Erstellung von Praktikums-Repositories
Dieser Anwendungsfall beschreibt, wie Dozierende einfach und effizient Repositories für Praktikumsgruppen erstellen können. Zur Vereinfachung und Automatisierung der Erstellung von Repositories für Praktikumsgruppen.
Übersicht
Mehrwert: Dieser Anwendungsfall beschreibt, wie Dozierende einfach und effizient Repositories für Praktikumsgruppen erstellen können. Zur Vereinfachung und Automatisierung der Erstellung von Repositories für Praktikumsgruppen.
Problem: Die Notwendigkeit eines effizienten Systems zur Erstellung und Verwaltung von studentischen Praktikums-Repositories, um den administrativen Aufwand zu reduzieren, Inkonsistenzen zu vermeiden und eine ordnungsgemäße Zugriffskontrolle sicherzustellen.
Lösung: Vereinfachung und Automatisierung der Erstellung von Repositories für Praktikumsgruppen.
Wer profitiert
Primär
- Dozierende
Sekundär
- Studierende
Wann geeignet
- Wenn Gruppeninformationen in einer CSV-Datei verfügbar sind und der GitLab-API-Zugriff konfiguriert ist.
Wann nicht geeignet
- Wenn GitLab-API oder Divekit-Integration nicht verfügbar sind.
- Wenn Gruppendaten nicht zuverlässig im strukturierten CSV-Format bereitgestellt werden können.
Prozess
- Einlesen der CSV-Datei mit Matrikelnummern und Gruppeninformationen.
- Gruppieren der IDs nach Gruppenname (wenn kein Gruppenname/Partner, Gruppengröße = 1).
- Erstellen eines Repositories für jede Gruppe.Der Name kann aus einer Praktikumskennung und einem Gruppennamen/UUID/Nummer/etc. zusammengesetzt sein.
- Zuweisen von Maintainer-Rechten für das entsprechende Repository an jede Person in der Gruppe.
- Überprüfen, ob alle Repositories erfolgreich erstellt wurden und die Rechte korrekt zugewiesen sind.

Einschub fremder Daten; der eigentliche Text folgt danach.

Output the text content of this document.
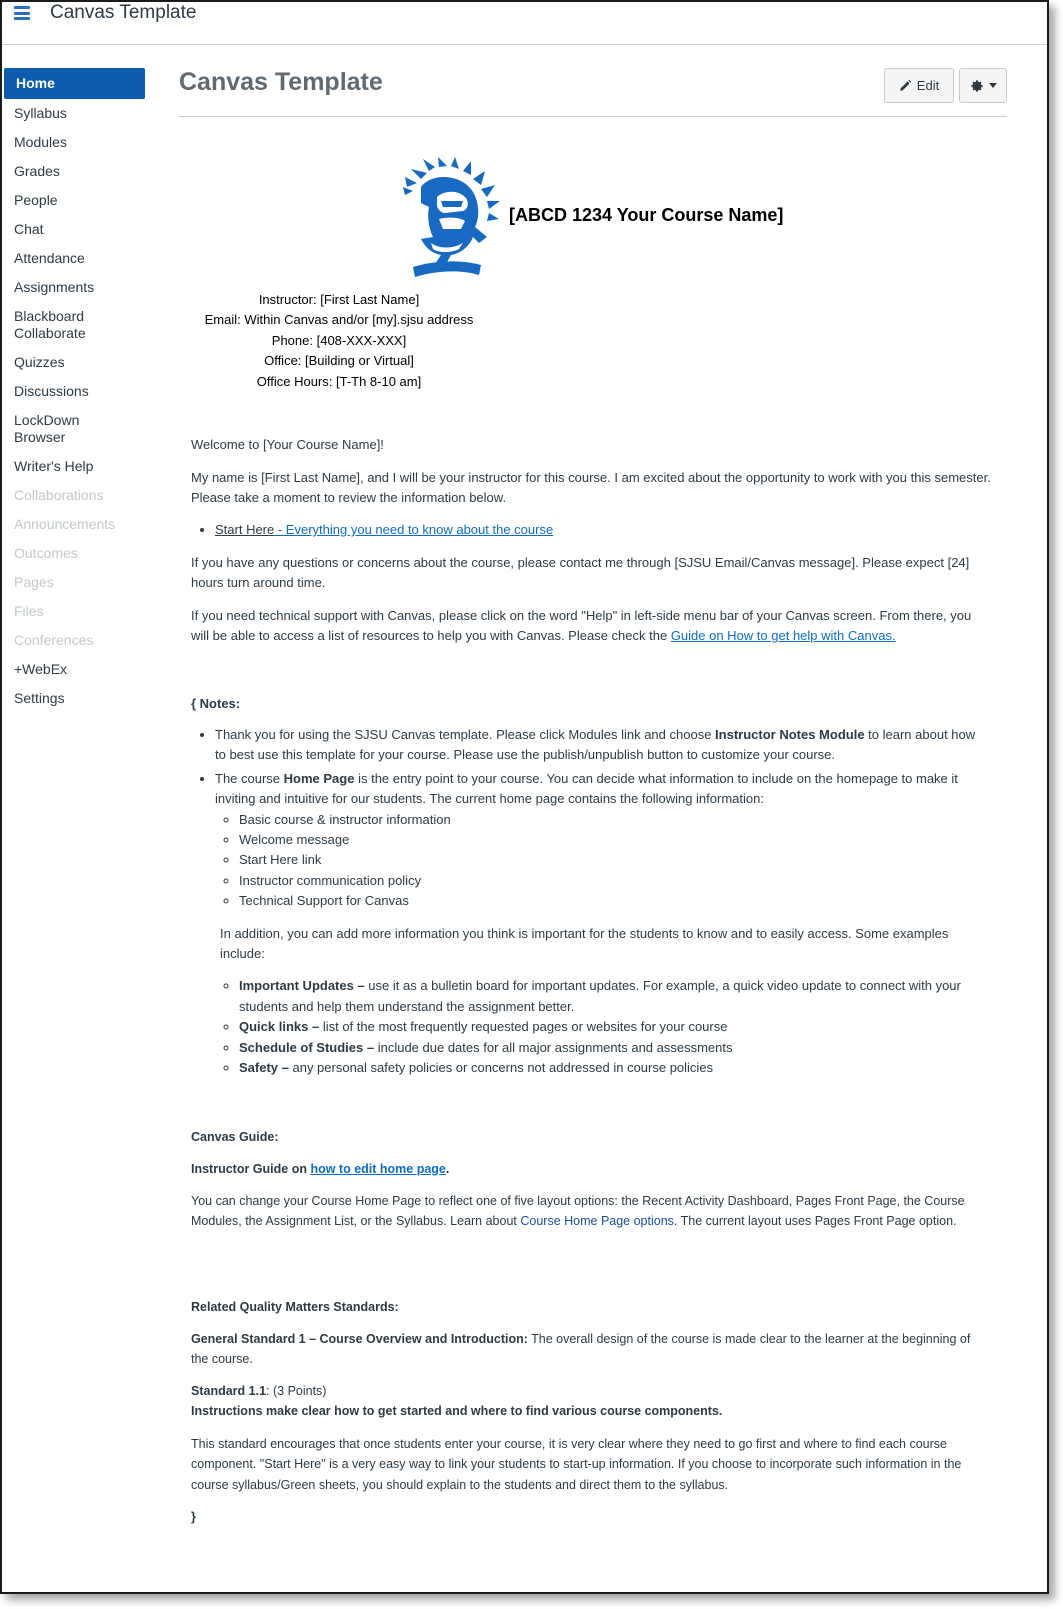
Canvas Template
Home
Syllabus
Modules
Grades
People
Chat
Attendance
Assignments
Blackboard Collaborate
Quizzes
Discussions
LockDown Browser
Writer's Help
Collaborations
Announcements
Outcomes
Pages
Files
Conferences
+WebEx
Settings
Canvas Template	Edit
[ABCD 1234 Your Course Name]
Instructor: [First Last Name]
Email: Within Canvas and/or [my].sjsu address
Phone: [408-XXX-XXX]
Office: [Building or Virtual]
Office Hours: [T-Th 8-10 am]
Welcome to [Your Course Name]!
My name is [First Last Name], and I will be your instructor for this course. I am excited about the opportunity to work with you this semester. Please take a moment to review the information below.
• Start Here - Everything you need to know about the course
If you have any questions or concerns about the course, please contact me through [SJSU Email/Canvas message]. Please expect [24] hours turn around time.
If you need technical support with Canvas, please click on the word "Help" in left-side menu bar of your Canvas screen. From there, you will be able to access a list of resources to help you with Canvas. Please check the Guide on How to get help with Canvas.
{ Notes:
• Thank you for using the SJSU Canvas template. Please click Modules link and choose Instructor Notes Module to learn about how to best use this template for your course. Please use the publish/unpublish button to customize your course.
• The course Home Page is the entry point to your course. You can decide what information to include on the homepage to make it inviting and intuitive for our students. The current home page contains the following information:
◦ Basic course & instructor information
◦ Welcome message
◦ Start Here link
◦ Instructor communication policy
◦ Technical Support for Canvas

In addition, you can add more information you think is important for the students to know and to easily access. Some examples include:

◦ Important Updates – use it as a bulletin board for important updates. For example, a quick video update to connect with your students and help them understand the assignment better.
◦ Quick links – list of the most frequently requested pages or websites for your course
◦ Schedule of Studies – include due dates for all major assignments and assessments
◦ Safety – any personal safety policies or concerns not addressed in course policies
Canvas Guide:
Instructor Guide on how to edit home page.
You can change your Course Home Page to reflect one of five layout options: the Recent Activity Dashboard, Pages Front Page, the Course Modules, the Assignment List, or the Syllabus. Learn about Course Home Page options. The current layout uses Pages Front Page option.
Related Quality Matters Standards:
General Standard 1 – Course Overview and Introduction: The overall design of the course is made clear to the learner at the beginning of the course.
Standard 1.1: (3 Points)
Instructions make clear how to get started and where to find various course components.
This standard encourages that once students enter your course, it is very clear where they need to go first and where to find each course component. "Start Here" is a very easy way to link your students to start-up information. If you choose to incorporate such information in the course syllabus/Green sheets, you should explain to the students and direct them to the syllabus.
}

- Informieren der Dozierenden über die erfolgreiche Erstellung der Repositories.
Voraussetzungen
Personen
- Dozierende
- Studierende
- GitLab-Administrator*innen
Daten-Inputs
- CSV-Datei mit Matrikelnummern und Gruppenzuweisungen
- Quell-Repository für vorausgefüllte Materialien
- Kurs- oder Praktikumskennungen
Tools & Systeme
- GitLab (git.nrw)
- Divekit
- GitLab API
- GitLab CI/CD-Pipeline für Test-Repository-Erstellung
Richtlinien & Compliance
- DSGVO
- Institutionelle Zugriffskontrollrichtlinie
Risiken & Gegenmaßnahmen
-
Die Repositories wurden nicht erstellt, und die Dozierenden werden über den Fehler informiert.
- Stakeholder umgehend benachrichtigen
- Manuelles Fallback-Verfahren bereitstellen
Erste Schritte
Voraussetzungen: Git-Zugriff und konfigurierte Tools/Systeme wie unten aufgeführt.
- Repository/Vorlage/Inhalt nach Bedarf vorbereiten
- Tools, Berechtigungen und Integrationen konfigurieren
- Workflow ausführen und Ergebnisse überprüfen
FAQ
Wie werden Praktikums-Repositories automatisch erstellt?
Das System liest Gruppeninformationen aus einer CSV-Datei und verwendet die GitLab-API/Divekit, um Repositories zu erstellen und Berechtigungen zuzuweisen.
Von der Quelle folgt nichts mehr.